Why Study ECE at VMI?

  • Low Student-to-Faculty Ratio 

The overall student-to-faculty ratio at VMI is approximately 11-to-1. This means cadets receive individual attention from the faculty. There are no large auditorium classes and no waiting in lines to get questions answered.

  • Qualified Faculty 

All faculty in the ECE Department have Ph.D.'s and are licensed professional engineers. They also have a wide variety of academic, industrial, and military experience in the many areas of electrical and computer engineering.

  • Emphasis on Teaching 

VMI is a four-year undergraduate institution where teaching is of the highest priority. All classes, including laboratories, are taught by faculty. All faculty in the ECE Department have "open-door" policies and maintain office hours.

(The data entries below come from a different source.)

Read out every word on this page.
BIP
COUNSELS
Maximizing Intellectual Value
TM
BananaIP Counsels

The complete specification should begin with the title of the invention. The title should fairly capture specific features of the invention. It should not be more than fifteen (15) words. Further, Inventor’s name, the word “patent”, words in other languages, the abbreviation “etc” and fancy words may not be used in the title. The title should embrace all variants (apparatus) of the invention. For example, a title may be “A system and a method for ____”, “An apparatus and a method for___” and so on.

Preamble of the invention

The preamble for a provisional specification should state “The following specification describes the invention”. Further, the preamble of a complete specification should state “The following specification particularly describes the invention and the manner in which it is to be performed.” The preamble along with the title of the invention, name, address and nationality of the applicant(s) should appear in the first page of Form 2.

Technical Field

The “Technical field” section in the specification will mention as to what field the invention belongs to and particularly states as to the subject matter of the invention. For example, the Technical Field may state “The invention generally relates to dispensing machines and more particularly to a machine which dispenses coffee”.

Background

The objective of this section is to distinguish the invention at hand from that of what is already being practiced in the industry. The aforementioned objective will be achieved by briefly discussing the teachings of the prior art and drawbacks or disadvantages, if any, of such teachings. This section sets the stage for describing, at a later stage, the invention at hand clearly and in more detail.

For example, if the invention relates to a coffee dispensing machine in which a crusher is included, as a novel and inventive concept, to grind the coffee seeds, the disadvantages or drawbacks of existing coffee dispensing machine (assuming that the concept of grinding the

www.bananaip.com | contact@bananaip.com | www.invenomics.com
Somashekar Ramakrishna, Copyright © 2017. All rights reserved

  • Broad Coverage of ECE 

Cadets in the VMI ECE curriculum get a broad coverage of areas within the ECE field. The coverage includes circuits, digital systems and computer architecture, microcontrollers, programmable logic devices, controls, communications, signal processing, and microelectronics. 

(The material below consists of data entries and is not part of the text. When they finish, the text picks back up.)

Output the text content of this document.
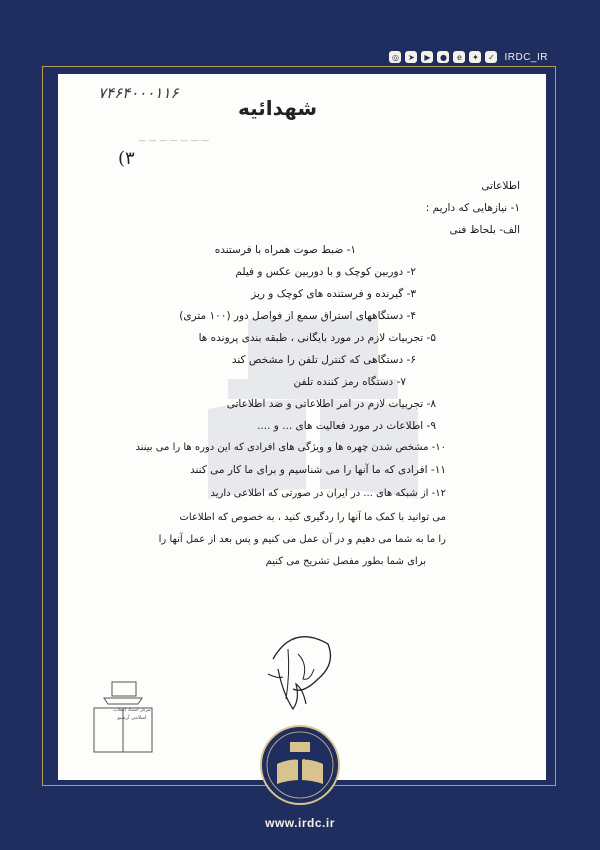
◎	➤	▶	●	e	✦	✓ IRDC_IR
۷۴۶۴۰۰۰۱۱۶
شهدائیه
— — — — — — —
(۳
اطلاعاتی
۱- نیازهایی که داریم :
الف- بلحاظ فنی
۱- ضبط صوت همراه با فرستنده
۲- دوربین کوچک و با دوربین عکس و فیلم
۳- گیرنده و فرستنده های کوچک و ریز
۴- دستگاههای استراق سمع از فواصل دور (۱۰۰ متری)
۵- تجربیات لازم در مورد بایگانی ، طبقه بندی پرونده ها
۶- دستگاهی که کنترل تلفن را مشخص کند
۷- دستگاه رمز کننده تلفن
۸- تجربیات لازم در امر اطلاعاتی و ضد اطلاعاتی
۹- اطلاعات در مورد فعالیت های ... و ....
۱۰- مشخص شدن چهره ها و ویژگی های افرادی که این دوره ها را می بینند
۱۱- افرادی که ما آنها را می شناسیم و برای ما کار می کنند
۱۲- از شبکه های ... در ایران در صورتی که اطلاعی دارید
می توانید با کمک ما آنها را ردگیری کنید ، به خصوص که اطلاعات
را ما به شما می دهیم و در آن عمل می کنیم و پس بعد از عمل آنها را
برای شما بطور مفصل تشریح می کنیم
مرکز اسناد انقلاب اسلامی آرشیو
مرکز اسناد انقلاب اسلامی
www.irdc.ir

  • Hands-On Laboratories 

All courses in the ECE curriculum have a partial or full laboratory component which provides hands-on opportunities that reinforce theory with practical examples of hardware and software systems. Laboratories are well maintained with state-of-the-art equipment and supplies. 

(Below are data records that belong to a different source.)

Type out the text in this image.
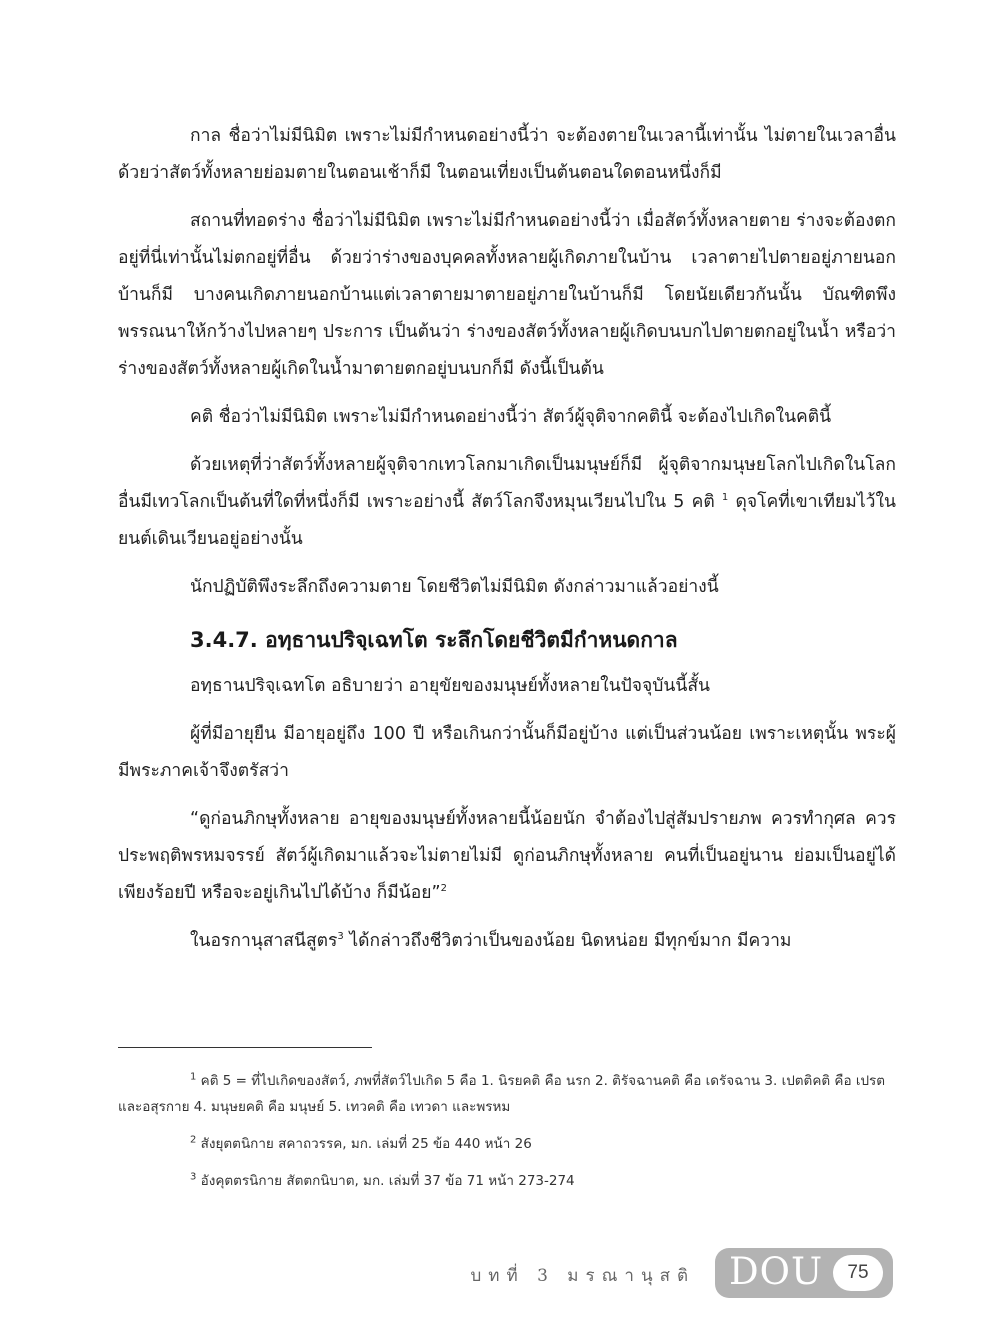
กาล ชื่อว่าไม่มีนิมิต เพราะไม่มีกำหนดอย่างนี้ว่า จะต้องตายในเวลานี้เท่านั้น ไม่ตายในเวลาอื่น ด้วยว่าสัตว์ทั้งหลายย่อมตายในตอนเช้าก็มี ในตอนเที่ยงเป็นต้นตอนใดตอนหนึ่งก็มี

สถานที่ทอดร่าง ชื่อว่าไม่มีนิมิต เพราะไม่มีกำหนดอย่างนี้ว่า เมื่อสัตว์ทั้งหลายตาย ร่างจะต้องตกอยู่ที่นี่เท่านั้นไม่ตกอยู่ที่อื่น ด้วยว่าร่างของบุคคลทั้งหลายผู้เกิดภายในบ้าน เวลาตายไปตายอยู่ภายนอกบ้านก็มี บางคนเกิดภายนอกบ้านแต่เวลาตายมาตายอยู่ภายในบ้านก็มี โดยนัยเดียวกันนั้น บัณฑิตพึงพรรณนาให้กว้างไปหลายๆ ประการ เป็นต้นว่า ร่างของสัตว์ทั้งหลายผู้เกิดบนบกไปตายตกอยู่ในน้ำ หรือว่าร่างของสัตว์ทั้งหลายผู้เกิดในน้ำมาตายตกอยู่บนบกก็มี ดังนี้เป็นต้น

คติ ชื่อว่าไม่มีนิมิต เพราะไม่มีกำหนดอย่างนี้ว่า สัตว์ผู้จุติจากคตินี้ จะต้องไปเกิดในคตินี้

ด้วยเหตุที่ว่าสัตว์ทั้งหลายผู้จุติจากเทวโลกมาเกิดเป็นมนุษย์ก็มี ผู้จุติจากมนุษยโลกไปเกิดในโลกอื่นมีเทวโลกเป็นต้นที่ใดที่หนึ่งก็มี เพราะอย่างนี้ สัตว์โลกจึงหมุนเวียนไปใน 5 คติ $^1$ ดุจโคที่เขาเทียมไว้ในยนต์เดินเวียนอยู่อย่างนั้น

นักปฏิบัติพึงระลึกถึงความตาย โดยชีวิตไม่มีนิมิต ดังกล่าวมาแล้วอย่างนี้

3.4.7. อทฺธานปริจฺเฉทโต ระลึกโดยชีวิตมีกำหนดกาล

อทฺธานปริจฺเฉทโต อธิบายว่า อายุขัยของมนุษย์ทั้งหลายในปัจจุบันนี้สั้น

ผู้ที่มีอายุยืน มีอายุอยู่ถึง 100 ปี หรือเกินกว่านั้นก็มีอยู่บ้าง แต่เป็นส่วนน้อย เพราะเหตุนั้น พระผู้มีพระภาคเจ้าจึงตรัสว่า

“ดูก่อนภิกษุทั้งหลาย อายุของมนุษย์ทั้งหลายนี้น้อยนัก จำต้องไปสู่สัมปรายภพ ควรทำกุศล ควรประพฤติพรหมจรรย์ สัตว์ผู้เกิดมาแล้วจะไม่ตายไม่มี ดูก่อนภิกษุทั้งหลาย คนที่เป็นอยู่นาน ย่อมเป็นอยู่ได้เพียงร้อยปี หรือจะอยู่เกินไปได้บ้าง ก็มีน้อย”$^2$

ในอรกานุสาสนีสูตร$^3$ ได้กล่าวถึงชีวิตว่าเป็นของน้อย นิดหน่อย มีทุกข์มาก มีความ

$^1$ คติ 5 = ที่ไปเกิดของสัตว์, ภพที่สัตว์ไปเกิด 5 คือ 1. นิรยคติ คือ นรก 2. ติรัจฉานคติ คือ เดรัจฉาน 3. เปตติคติ คือ เปรต และอสุรกาย 4. มนุษยคติ คือ มนุษย์ 5. เทวคติ คือ เทวดา และพรหม

$^2$ สังยุตตนิกาย สคาถวรรค, มก. เล่มที่ 25 ข้อ 440 หน้า 26

$^3$ อังคุตตรนิกาย สัตตกนิบาต, มก. เล่มที่ 37 ข้อ 71 หน้า 273-274

บทที่ 3 มรณานุสติ DOU	75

  • Independent Study Projects and Design Projects 

Even though the department's priority is teaching, cadets can learn to do research as part of an independent study project. A wide variety of projects in many fields of ECE are available including biomedical engineering, robotics, and semiconductor fabrication. In the junior and senior years, a senior design project is given which relies on the research and design skills developed during the cadet's time at VMI.

  • Total Character Education 

The unique environment at VMI contributes to the development of many elements of a cadet's character which are not necessarily addressed at other institutions. These include military discipline, time management, physical conditioning, leadership, and the ability to work in teams. All are useful life-skills that can be applied in the workplace, in a graduate program, or in a military career, where challenges such as stress, time constraints, and group problem solving are present.